There's one thing they're ignoring when they make this kind of distinction: You can't have one without the other.
If there's a single prerequisite for running an effective program, it's having the right administrative structures in place to do so. HR, compliance, reporting, fundraising, finance, IT — they're all critical factors in determining whether a program ultimately succeeds or fails.
Designating funding as programmatic merely forces nonprofits to be cheap, not prudent. With the majority of funding supporting programmatic work instead of the infrastructure needed to make such work possible, nonprofits are often forced to skimp on the very things that can ensure the efficacy and sustainability of their work.

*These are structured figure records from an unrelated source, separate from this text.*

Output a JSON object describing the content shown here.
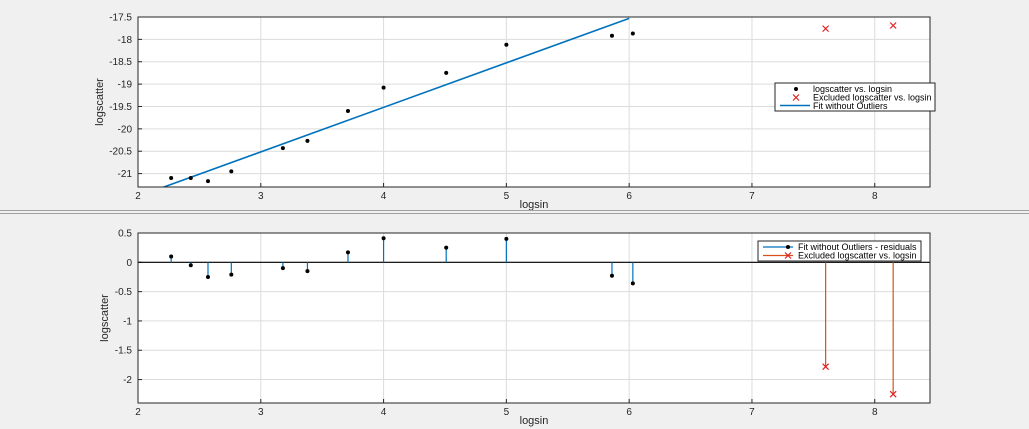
{
  "colors": {
    "fit": "#0072bd",
    "excluded": "#d95319",
    "data": "#000000",
    "grid": "#dcdcdc",
    "axes_bg": "#ffffff",
    "figure_bg": "#f0f0f0"
  },
  "chart_data": [
    {
      "type": "scatter",
      "xlabel": "logsin",
      "ylabel": "logscatter",
      "xlim": [
        2,
        8.45
      ],
      "ylim": [
        -21.3,
        -17.5
      ],
      "xticks": [
        2,
        3,
        4,
        5,
        6,
        7,
        8
      ],
      "yticks": [
        -21,
        -20.5,
        -20,
        -19.5,
        -19,
        -18.5,
        -18,
        -17.5
      ],
      "grid": true,
      "legend_position": "right",
      "legend": [
        "logscatter vs. logsin",
        "Excluded logscatter vs. logsin",
        "Fit without Outliers"
      ],
      "series": [
        {
          "name": "logscatter vs. logsin",
          "x": [
            2.27,
            2.43,
            2.57,
            2.76,
            3.18,
            3.38,
            3.71,
            4.0,
            4.51,
            5.0,
            5.86,
            6.03
          ],
          "y": [
            -21.1,
            -21.1,
            -21.17,
            -20.95,
            -20.43,
            -20.27,
            -19.6,
            -19.08,
            -18.75,
            -18.12,
            -17.92,
            -17.87
          ]
        },
        {
          "name": "Excluded logscatter vs. logsin",
          "x": [
            7.6,
            8.15
          ],
          "y": [
            -17.76,
            -17.69
          ]
        },
        {
          "name": "Fit without Outliers",
          "type": "line",
          "x": [
            2.0,
            6.0
          ],
          "y": [
            -21.51,
            -17.53
          ]
        }
      ]
    },
    {
      "type": "stem",
      "xlabel": "logsin",
      "ylabel": "logscatter",
      "xlim": [
        2,
        8.45
      ],
      "ylim": [
        -2.4,
        0.5
      ],
      "xticks": [
        2,
        3,
        4,
        5,
        6,
        7,
        8
      ],
      "yticks": [
        -2,
        -1.5,
        -1,
        -0.5,
        0,
        0.5
      ],
      "ytick_labels": [
        "-2",
        "-1.5",
        "-1",
        "-0.5",
        "0",
        "0.5"
      ],
      "grid": true,
      "legend_position": "top-right",
      "legend": [
        "Fit without Outliers - residuals",
        "Excluded logscatter vs. logsin"
      ],
      "series": [
        {
          "name": "Fit without Outliers - residuals",
          "x": [
            2.27,
            2.43,
            2.57,
            2.76,
            3.18,
            3.38,
            3.71,
            4.0,
            4.51,
            5.0,
            5.86,
            6.03
          ],
          "y": [
            0.1,
            -0.05,
            -0.25,
            -0.21,
            -0.1,
            -0.15,
            0.17,
            0.41,
            0.25,
            0.4,
            -0.23,
            -0.36
          ]
        },
        {
          "name": "Excluded logscatter vs. logsin",
          "x": [
            7.6,
            8.15
          ],
          "y": [
            -1.78,
            -2.25
          ]
        }
      ]
    }
  ]
}
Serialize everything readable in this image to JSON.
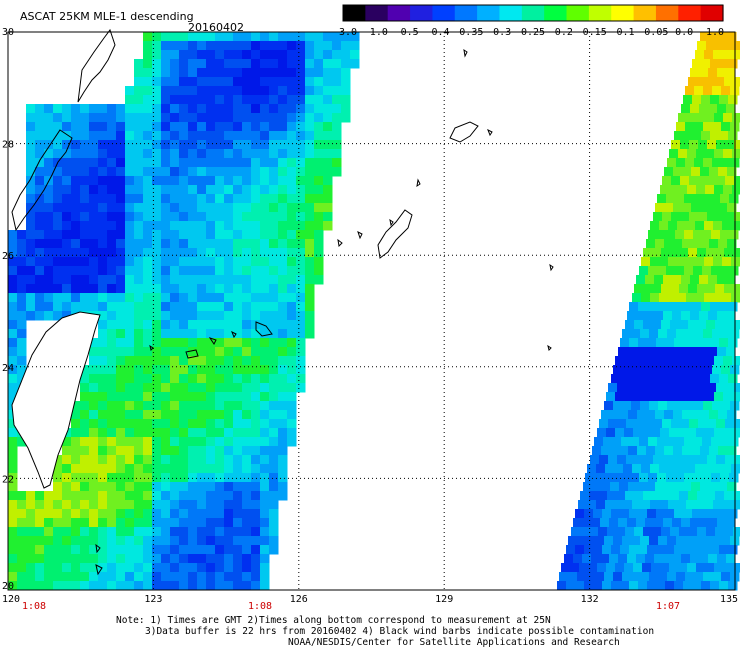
{
  "title": "ASCAT 25KM MLE-1 descending",
  "date": "20160402",
  "colorbar": {
    "labels": [
      "-3.0",
      "-1.0",
      "-0.5",
      "-0.4",
      "-0.35",
      "-0.3",
      "-0.25",
      "-0.2",
      "-0.15",
      "-0.1",
      "-0.05",
      "0.0",
      "1.0"
    ],
    "colors": [
      "#000000",
      "#2a0060",
      "#5000b0",
      "#2020e0",
      "#0040ff",
      "#0078ff",
      "#00b0ff",
      "#00e8f0",
      "#00f0a0",
      "#00ff40",
      "#60ff00",
      "#c0ff00",
      "#ffff00",
      "#ffc000",
      "#ff7000",
      "#ff2000",
      "#e00000"
    ]
  },
  "lon_labels": [
    "120",
    "123",
    "126",
    "129",
    "132",
    "135"
  ],
  "lat_labels": [
    "30",
    "28",
    "26",
    "24",
    "22",
    "20"
  ],
  "time_labels": [
    "1:08",
    "1:08",
    "1:07"
  ],
  "notes": [
    "Note: 1) Times are GMT 2)Times along bottom correspond to measurement at 25N",
    "3)Data buffer is 22 hrs from 20160402 4) Black wind barbs indicate possible contamination",
    "NOAA/NESDIS/Center for Satellite Applications and Research"
  ]
}
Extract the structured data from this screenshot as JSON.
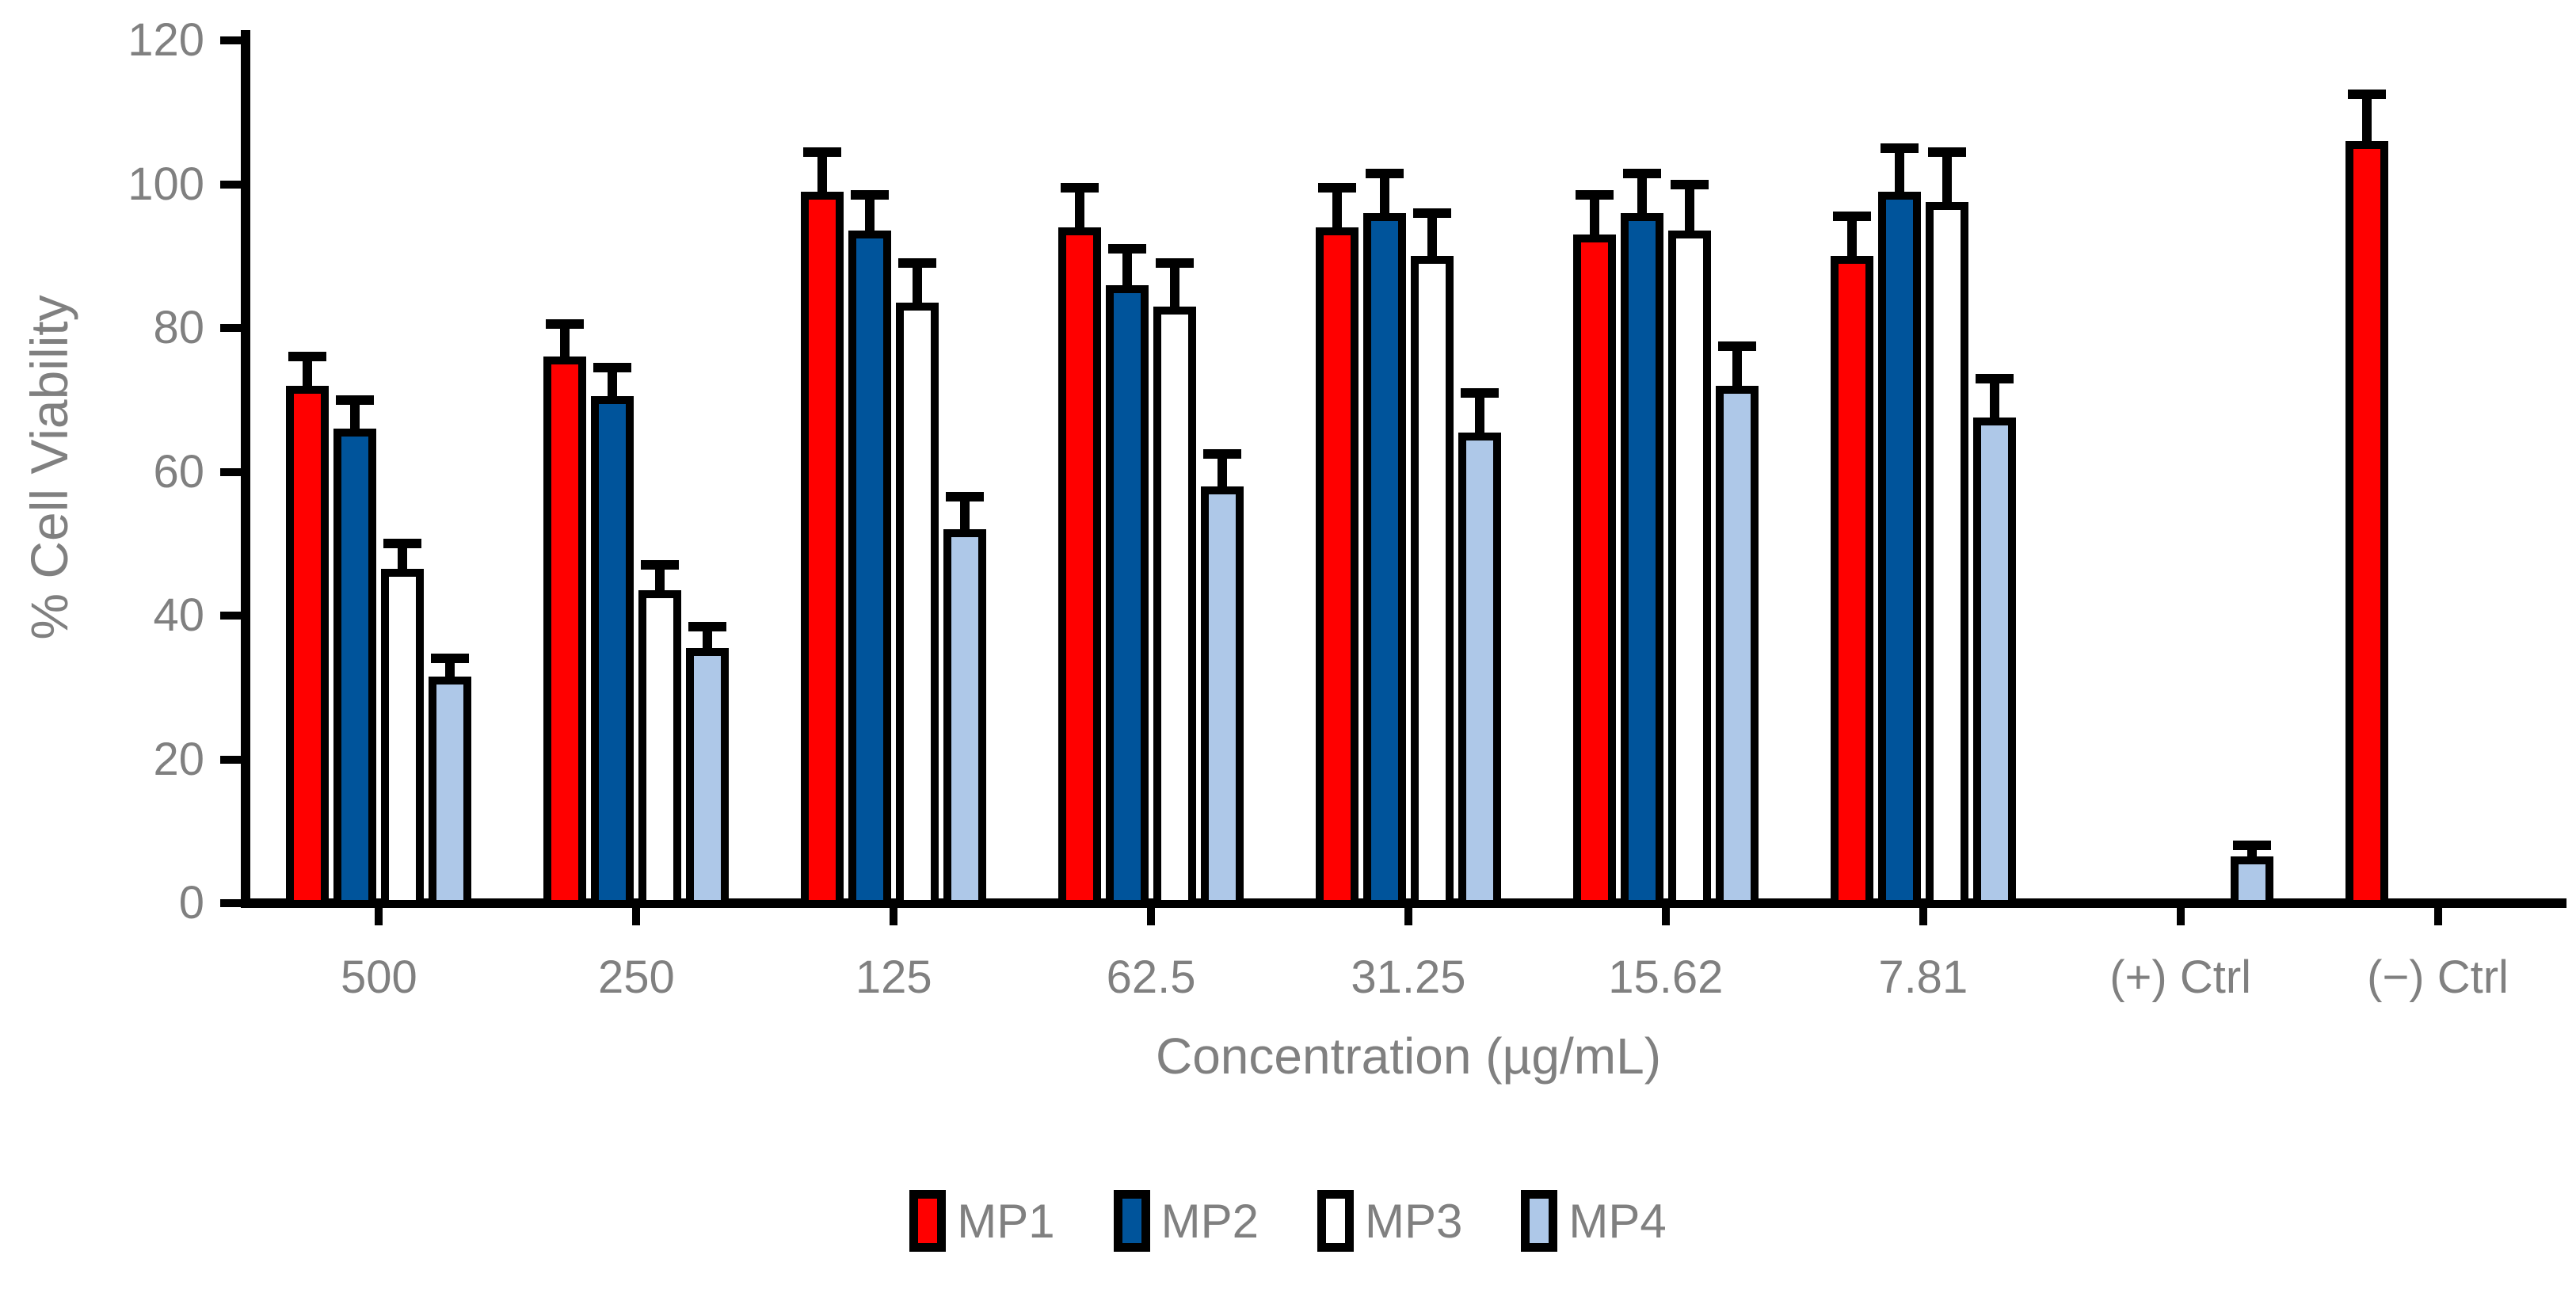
{
  "chart_data": {
    "type": "bar",
    "title": "",
    "xlabel": "Concentration (µg/mL)",
    "ylabel": "% Cell Viability",
    "ylim": [
      0,
      120
    ],
    "y_ticks": [
      0,
      20,
      40,
      60,
      80,
      100,
      120
    ],
    "grid": false,
    "legend_position": "bottom",
    "categories": [
      "500",
      "250",
      "125",
      "62.5",
      "31.25",
      "15.62",
      "7.81",
      "(+) Ctrl",
      "(−) Ctrl"
    ],
    "series": [
      {
        "name": "MP1",
        "color": "#FF0000",
        "values": [
          72,
          76,
          99,
          94,
          94,
          93,
          90,
          null,
          106
        ],
        "errors": [
          4,
          4.5,
          5.5,
          5.5,
          5.5,
          5.5,
          5.5,
          null,
          6.5
        ]
      },
      {
        "name": "MP2",
        "color": "#00549B",
        "values": [
          66,
          70.5,
          93.5,
          86,
          96,
          96,
          99,
          null,
          null
        ],
        "errors": [
          4,
          4,
          5,
          5,
          5.5,
          5.5,
          6,
          null,
          null
        ]
      },
      {
        "name": "MP3",
        "color": "#FFFFFF",
        "values": [
          46.5,
          43.5,
          83.5,
          83,
          90,
          93.5,
          97.5,
          null,
          null
        ],
        "errors": [
          3.5,
          3.5,
          5.5,
          6,
          6,
          6.5,
          7,
          null,
          null
        ]
      },
      {
        "name": "MP4",
        "color": "#AEC8E8",
        "values": [
          31.5,
          35.5,
          52,
          58,
          65.5,
          72,
          67.5,
          6.5,
          null
        ],
        "errors": [
          2.5,
          3,
          4.5,
          4.5,
          5.5,
          5.5,
          5.5,
          1.5,
          null
        ]
      }
    ],
    "bar_border_color": "#000000",
    "error_bar_color": "#000000",
    "axis_color": "#000000",
    "text_color": "#808080",
    "background_color": "#FFFFFF"
  }
}
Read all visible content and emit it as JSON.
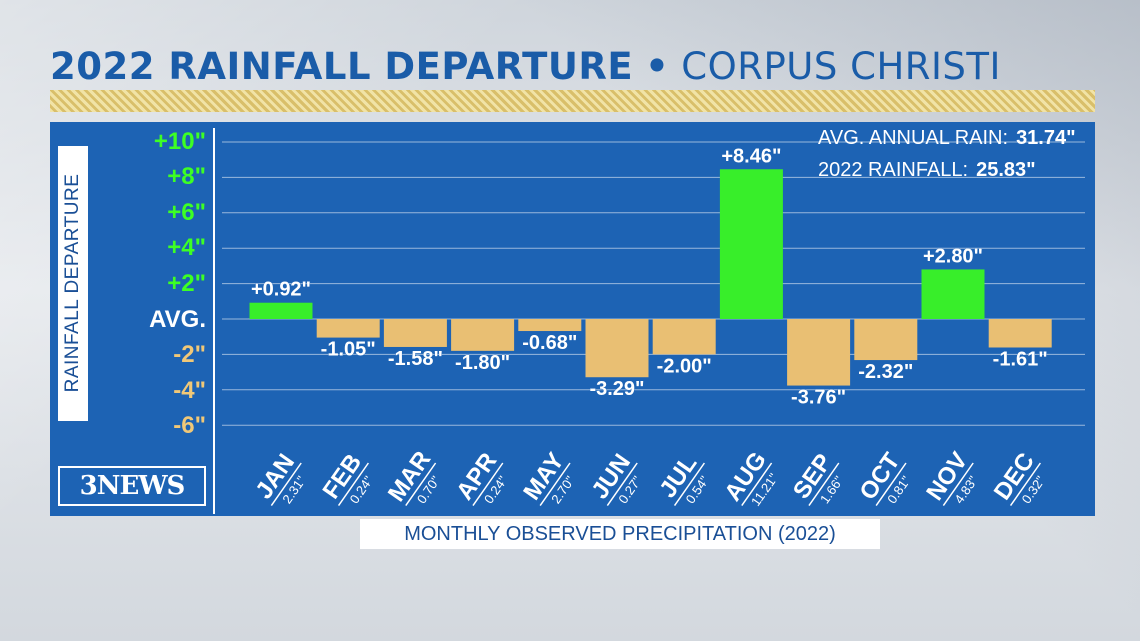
{
  "header": {
    "title_bold": "2022 RAINFALL DEPARTURE",
    "title_sep": "•",
    "title_light": "CORPUS CHRISTI"
  },
  "footer": {
    "label": "MONTHLY OBSERVED PRECIPITATION (2022)"
  },
  "branding": {
    "logo_text": "3NEWS"
  },
  "stats": {
    "avg_label": "AVG. ANNUAL RAIN:",
    "avg_value": "31.74\"",
    "total_label": "2022 RAINFALL:",
    "total_value": "25.83\""
  },
  "colors": {
    "panel": "#1d63b4",
    "positive_bar": "#38ee2a",
    "negative_bar": "#e9bf73",
    "title": "#1a5ca8"
  },
  "chart_data": {
    "type": "bar",
    "title": "2022 RAINFALL DEPARTURE • CORPUS CHRISTI",
    "ylabel": "RAINFALL DEPARTURE",
    "xlabel": "MONTHLY OBSERVED PRECIPITATION (2022)",
    "ylim": [
      -6,
      10
    ],
    "yticks": [
      {
        "value": 10,
        "label": "+10\""
      },
      {
        "value": 8,
        "label": "+8\""
      },
      {
        "value": 6,
        "label": "+6\""
      },
      {
        "value": 4,
        "label": "+4\""
      },
      {
        "value": 2,
        "label": "+2\""
      },
      {
        "value": 0,
        "label": "AVG."
      },
      {
        "value": -2,
        "label": "-2\""
      },
      {
        "value": -4,
        "label": "-4\""
      },
      {
        "value": -6,
        "label": "-6\""
      }
    ],
    "grid": true,
    "categories": [
      "JAN",
      "FEB",
      "MAR",
      "APR",
      "MAY",
      "JUN",
      "JUL",
      "AUG",
      "SEP",
      "OCT",
      "NOV",
      "DEC"
    ],
    "values": [
      0.92,
      -1.05,
      -1.58,
      -1.8,
      -0.68,
      -3.29,
      -2.0,
      8.46,
      -3.76,
      -2.32,
      2.8,
      -1.61
    ],
    "value_labels": [
      "+0.92\"",
      "-1.05\"",
      "-1.58\"",
      "-1.80\"",
      "-0.68\"",
      "-3.29\"",
      "-2.00\"",
      "+8.46\"",
      "-3.76\"",
      "-2.32\"",
      "+2.80\"",
      "-1.61\""
    ],
    "observed": [
      "2.31\"",
      "0.24\"",
      "0.70\"",
      "0.24\"",
      "2.70\"",
      "0.27\"",
      "0.54\"",
      "11.21\"",
      "1.66\"",
      "0.81\"",
      "4.83\"",
      "0.32\""
    ]
  }
}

Unfortunately, there's no magic formula that funders can use when deciding how their grants should be allocated. If they want to be nimble and responsive, they need, instead, to be clear in their expectations and receptive to an organization's changing needs. Big administrative needs (like new software purchases or upgrading office space) are unlikely to be an annual expense, but when they are needed, the impact on an organization's budget — and programmatic work — tends to be outsized.
My big recommendation for funders? Start by asking grantees where they have had to cut corners. An organization's long-term success is a function of the health of the infrastructure that makes its work possible in the first place, and we as funders owe it to our grantees to cultivate a relationship with them that’s honest, open, and bi-directional.
Grantmakers have an opportunity in 2019 to shift their thinking on how responsible, responsive funding works. Let's help our grantees be as effective as they can be by investing in every aspect of their work and not just cherry-picking the things that appeal to us.